Which isn’t to say some of the cases investigated don’t inspire interest. Take Jimmy’s case in terms of what happens to him towards the tail end of the season. Miriam, working with Jimmy’s team, makes for a decent multi-episode arc that captures and holds your attention. Even if you already know the answer to the case they are trying to solve.
Some Storylines Are Better Than Others
While you have to love Yolanda’s storyline, unfortunately, hers is the only one which will keep you interested from episode 1 through 8. As for the others, like Gloria going between Jimmy and Zakia, getting pregnant, and all that? You’ll likely not give a damn. Then, when it comes to Zakia and Miriam looking into Jimmy and Darius, with us learning the truth so early on, you’re left with a when, more so than if, feeling about the situation. Making it so you don’t have a huge reason to invest in what may come about as Miriam and Zakia hunt for answers.
Overall: Mixed (Stick Around)
While UMC’s Bronx SIU has the personal side of each character, and their interactions with one another, down pact, everything else is average at best. The cases, even one dealing with the mayor’s son, are okay but nothing which will get you giddy or saying “YOOOO” towards the screen. Add in the biggest case, being Jimmy and Darius’ corruption, being revealed to us and you’re watching characters catch up, and it brings things down a bit. Oh, and let’s not forget Gloria who just is dead in the water for most of the season.

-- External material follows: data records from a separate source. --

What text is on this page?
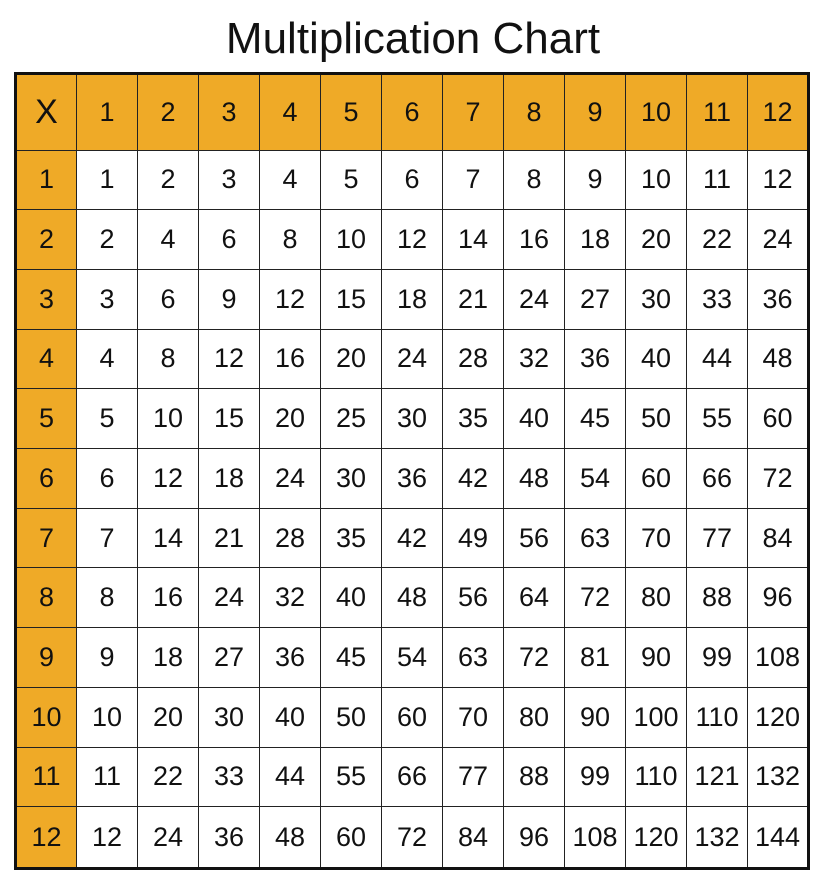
Multiplication Chart
X	1	2	3	4	5	6	7	8	9	10	11	12
1	1	2	3	4	5	6	7	8	9	10	11	12
2	2	4	6	8	10	12	14	16	18	20	22	24
3	3	6	9	12	15	18	21	24	27	30	33	36
4	4	8	12	16	20	24	28	32	36	40	44	48
5	5	10	15	20	25	30	35	40	45	50	55	60
6	6	12	18	24	30	36	42	48	54	60	66	72
7	7	14	21	28	35	42	49	56	63	70	77	84
8	8	16	24	32	40	48	56	64	72	80	88	96
9	9	18	27	36	45	54	63	72	81	90	99	108
10	10	20	30	40	50	60	70	80	90	100	110	120
11	11	22	33	44	55	66	77	88	99	110	121	132
12	12	24	36	48	60	72	84	96	108	120	132	144
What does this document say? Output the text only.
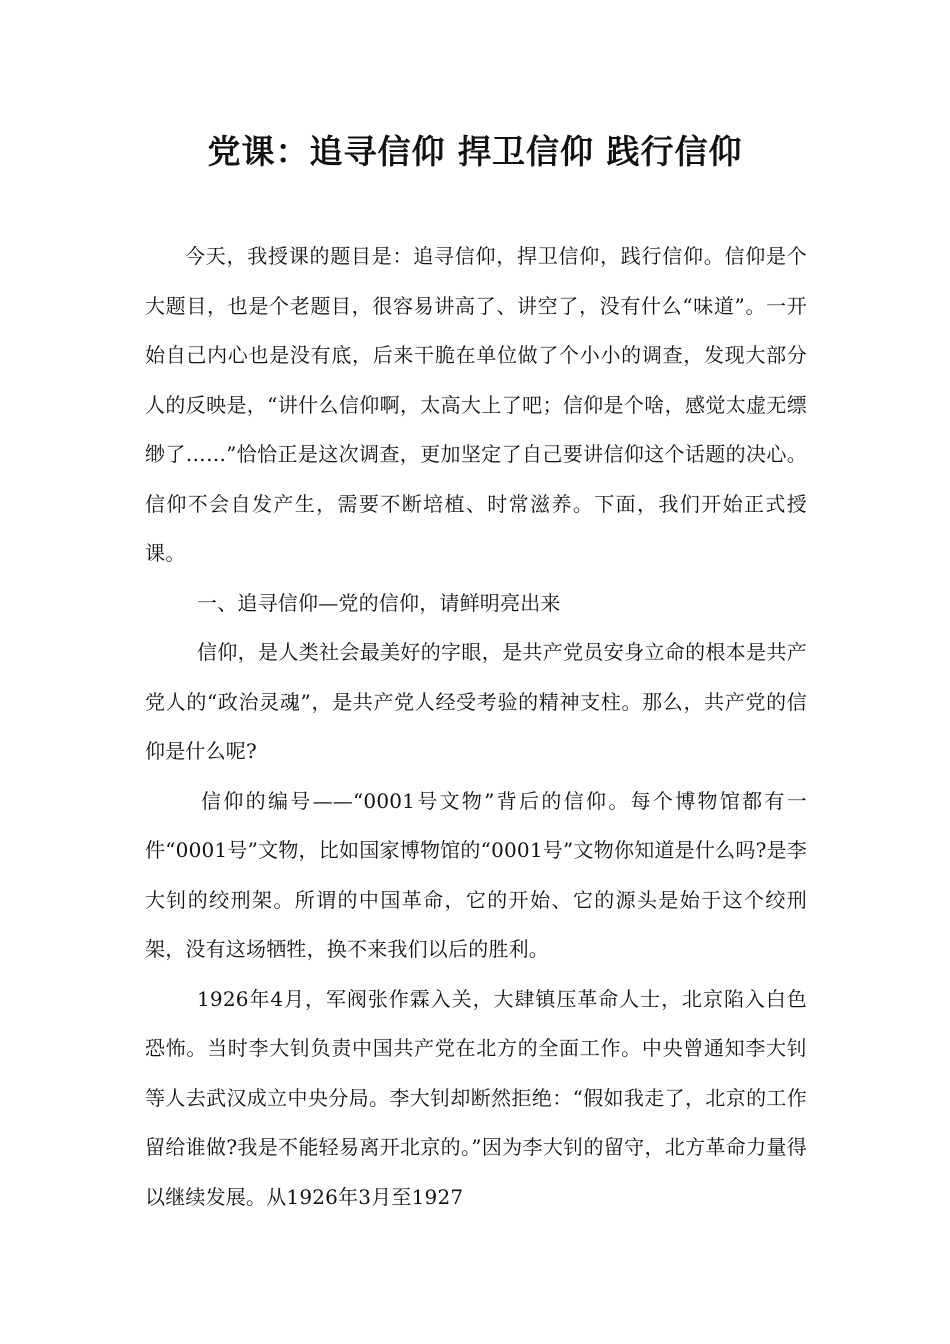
党课：追寻信仰 捍卫信仰 践行信仰

今天，我授课的题目是：追寻信仰，捍卫信仰，践行信仰。信仰是个大题目，也是个老题目，很容易讲高了、讲空了，没有什么“味道”。一开始自己内心也是没有底，后来干脆在单位做了个小小的调查，发现大部分人的反映是，“讲什么信仰啊，太高大上了吧；信仰是个啥，感觉太虚无缥缈了……”恰恰正是这次调查，更加坚定了自己要讲信仰这个话题的决心。信仰不会自发产生，需要不断培植、时常滋养。下面，我们开始正式授课。

一、追寻信仰—党的信仰，请鲜明亮出来

信仰，是人类社会最美好的字眼，是共产党员安身立命的根本是共产党人的“政治灵魂”，是共产党人经受考验的精神支柱。那么，共产党的信仰是什么呢?

信仰的编号——“0001号文物”背后的信仰。每个博物馆都有一件“0001号”文物，比如国家博物馆的“0001号”文物你知道是什么吗?是李大钊的绞刑架。所谓的中国革命，它的开始、它的源头是始于这个绞刑架，没有这场牺牲，换不来我们以后的胜利。

1926年4月，军阀张作霖入关，大肆镇压革命人士，北京陷入白色恐怖。当时李大钊负责中国共产党在北方的全面工作。中央曾通知李大钊等人去武汉成立中央分局。李大钊却断然拒绝：“假如我走了，北京的工作留给谁做?我是不能轻易离开北京的。”因为李大钊的留守，北方革命力量得以继续发展。从1926年3月至1927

Leading to why the mixed label. Bronx SIU is enjoyable, but with a handful of caveats. Pushing you, as a viewer, to have to excuse or see certain elements of the show as compensation for others. Which, in time, will either become something you get used to or will lead you to increasingly distance yourself from finishing the season, or an episode.
Has Another Season Been Confirmed?
Season 2 is currently airing on UMC with new episodes every Thursday.